Are there any recommendations on the feasibility of running geographically-separated (e.g. two corners of the US) DHCP failover peers on a public network?  What is the practical minimal communication channel requirement?

Answer:

We know of users doing similar things and it appears to be working for them. We do not have information about the quantities involved (number of leases, number of leases per second, bandwidth, etc).

As with most things DHCP, the answer is "it depends." The minimal bandwidth will depend on the number of leases and the churn rate (how often a lease is renewed).

There are several things that would affect the required bandwidth:

  1. At start up and while running the two servers will balance their pools. This means leases will be split between the two and there will be traffic to do the negotiation. A larger pool will increase the amount of traffic required to do the balancing. The run-time balancing will be based on the number and rate of leases being assigned.

  2. When a lease is handed to a client, each server will need to update the other. A larger number of leases being handed out or a higher lease churn rate will lead to a larger required bandwidth.

  3. Users can decide which server to use to process a client's request. For the failover pair to be useful, all of the broadcast requests need to be sent to both servers. However, there are options for having one server prefer serving some clients while the other server prefers the other clients. See the split, hba and load balance options. These options can be tuned such that the preferred server is the local one and only if it doesn't answer will the client fall back to the remote server. 

    For bandwidth calculations you need to have all of the broadcasts going to both servers as well as replies for those clients for which the remote server is preferred. During an outage of the local server you need to provide bandwidth sufficient for the remote server to handle all replies.

  4. Size will vary based on what information is being served. A typical DHCP packet is not overly large but its size is determined by which options are configured.

  5. The use of fixed leases can reduce the need for failover. While two servers cannot share a pool of addresses without using failover, they can share fixed addresses without failover as long as the information for use with the fixed address is identical.

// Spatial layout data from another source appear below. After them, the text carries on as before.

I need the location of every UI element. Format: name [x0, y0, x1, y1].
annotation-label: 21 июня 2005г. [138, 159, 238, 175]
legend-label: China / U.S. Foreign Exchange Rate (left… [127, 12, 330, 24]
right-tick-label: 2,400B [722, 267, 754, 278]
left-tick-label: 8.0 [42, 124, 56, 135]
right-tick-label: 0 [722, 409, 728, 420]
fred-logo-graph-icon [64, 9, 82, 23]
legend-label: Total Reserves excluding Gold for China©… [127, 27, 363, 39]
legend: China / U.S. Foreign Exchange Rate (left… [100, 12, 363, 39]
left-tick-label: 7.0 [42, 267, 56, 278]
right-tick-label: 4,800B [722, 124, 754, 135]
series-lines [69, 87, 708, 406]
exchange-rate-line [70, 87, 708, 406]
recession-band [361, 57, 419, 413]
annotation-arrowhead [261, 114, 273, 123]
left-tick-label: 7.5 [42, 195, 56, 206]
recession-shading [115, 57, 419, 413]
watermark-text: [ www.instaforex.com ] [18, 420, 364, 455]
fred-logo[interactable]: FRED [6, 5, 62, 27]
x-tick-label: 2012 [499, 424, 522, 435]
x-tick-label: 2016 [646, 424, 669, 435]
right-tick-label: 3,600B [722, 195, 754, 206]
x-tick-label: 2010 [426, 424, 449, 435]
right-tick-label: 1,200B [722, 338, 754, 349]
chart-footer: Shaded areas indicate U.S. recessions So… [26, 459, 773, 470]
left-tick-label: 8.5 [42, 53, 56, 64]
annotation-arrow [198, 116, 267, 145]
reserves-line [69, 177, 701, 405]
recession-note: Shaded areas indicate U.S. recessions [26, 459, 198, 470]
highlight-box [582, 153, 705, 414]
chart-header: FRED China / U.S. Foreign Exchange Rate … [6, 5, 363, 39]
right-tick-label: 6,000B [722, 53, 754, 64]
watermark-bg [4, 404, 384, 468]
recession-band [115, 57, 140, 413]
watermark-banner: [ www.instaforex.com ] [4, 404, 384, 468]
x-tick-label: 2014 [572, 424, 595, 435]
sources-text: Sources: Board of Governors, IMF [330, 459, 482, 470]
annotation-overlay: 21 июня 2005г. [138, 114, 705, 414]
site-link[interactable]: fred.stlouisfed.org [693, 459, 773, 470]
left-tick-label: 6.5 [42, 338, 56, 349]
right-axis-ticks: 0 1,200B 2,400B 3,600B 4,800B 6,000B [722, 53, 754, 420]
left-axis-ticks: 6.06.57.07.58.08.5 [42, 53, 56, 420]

    Fixed addresses need to be either unique to one server or identical on both
    Woe unto he who configures the same fixed address on two different DHCP servers for two different clients!
  6. If the desire for failover is being driven by a small number of known clients (for example several printers), they could be configured as fixed addresses on both servers with the rest of the address pool split between the servers in a non-failover configuration. A client switching between the two servers would get a different address and the pool needs to be sufficiently large to support this arrangement, but it would simplify the set-up.